U.S. visits down after Oprah’s visit to Oz
BY LORI RACKL July 27, 2011 6:06PM
Oprah cuddles a koala at Hamilton Island Wildlife Park in Australia. | Photo courtesy Harpo Productions
Updated: July 27, 2011 7:44PM
Tourism boost, or just a phantom of the Oprah?
That’s the clever headline on a story that ran last week in the Australian newspaper The Sunday Age, which questioned the economic benefit of Oprah’s taxpayer-funded tour of Oz last year.
Federal and state governments in Australia forked out $5.4 million ($5 million Australian) to treat Oprah and her 300 audience members to a whirlwind trip Down Under in December. The resulting four-part “Ultimate Australian Adventure” aired in January.
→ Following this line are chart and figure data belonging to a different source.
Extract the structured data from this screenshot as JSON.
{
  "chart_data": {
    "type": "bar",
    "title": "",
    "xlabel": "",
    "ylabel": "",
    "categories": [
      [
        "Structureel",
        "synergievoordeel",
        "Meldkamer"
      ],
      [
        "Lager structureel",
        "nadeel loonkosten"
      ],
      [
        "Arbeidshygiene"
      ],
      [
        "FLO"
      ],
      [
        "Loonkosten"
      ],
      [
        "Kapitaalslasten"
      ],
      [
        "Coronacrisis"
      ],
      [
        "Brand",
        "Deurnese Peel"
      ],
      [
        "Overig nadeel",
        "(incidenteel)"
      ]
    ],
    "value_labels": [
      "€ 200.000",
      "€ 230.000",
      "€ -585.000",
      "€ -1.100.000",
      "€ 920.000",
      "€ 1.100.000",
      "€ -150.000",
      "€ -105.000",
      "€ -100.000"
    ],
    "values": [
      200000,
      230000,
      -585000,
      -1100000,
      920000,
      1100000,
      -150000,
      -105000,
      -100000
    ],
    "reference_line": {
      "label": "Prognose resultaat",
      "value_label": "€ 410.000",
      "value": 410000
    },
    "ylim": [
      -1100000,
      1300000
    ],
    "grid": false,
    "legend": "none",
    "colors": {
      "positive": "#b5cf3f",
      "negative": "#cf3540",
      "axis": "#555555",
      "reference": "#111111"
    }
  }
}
Tourism officials clearly were hoping that Oprah’s Midas touch would translate into long lines of Yanks at passport control. They claimed that the talk show star’s highly publicized tour was worth $390 million ($360 million Australian) in global publicity.
So far, the publicity hasn’t paid off. The Australian Bureau of Statistics reports that U.S. arrivals for the first five months of 2011 fell by 0.8 percent compared to the same time period last year. (The article noted that the head of Tourism Australia initially — and erroneously — told a reporter at another paper that the number of U.S. travelers was up in the wake of Winfrey’s visit.)
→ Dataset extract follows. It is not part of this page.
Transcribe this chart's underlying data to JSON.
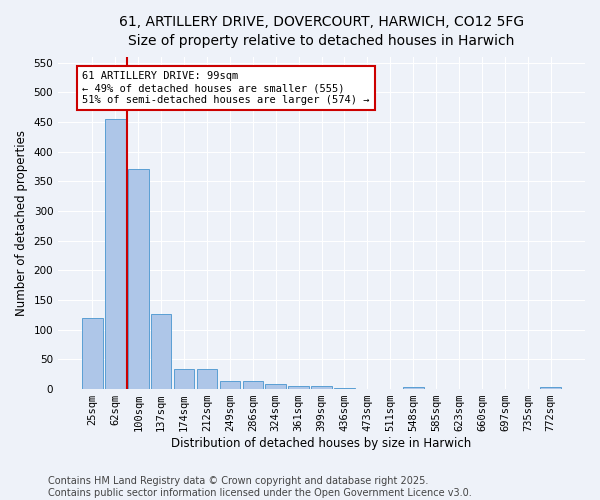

The drop was even worse among tourists from Britain and Canada, where the shows also aired.
The article said some industry experts suggested the money used to court Oprah and her entourage “should have been spent on the booming Chinese market.”
Tourism Australia chief Andrew McEvoy defended Oprah’s visit in The Sunday Age, saying the weak U.S. economy has hampered travel to Australia.
“As we’ve said all along, the ‘Oprah effect’ was never going to be an instant phenomenon,” McEvoy told the paper. “We believe the full impact will be seen over many years to come.”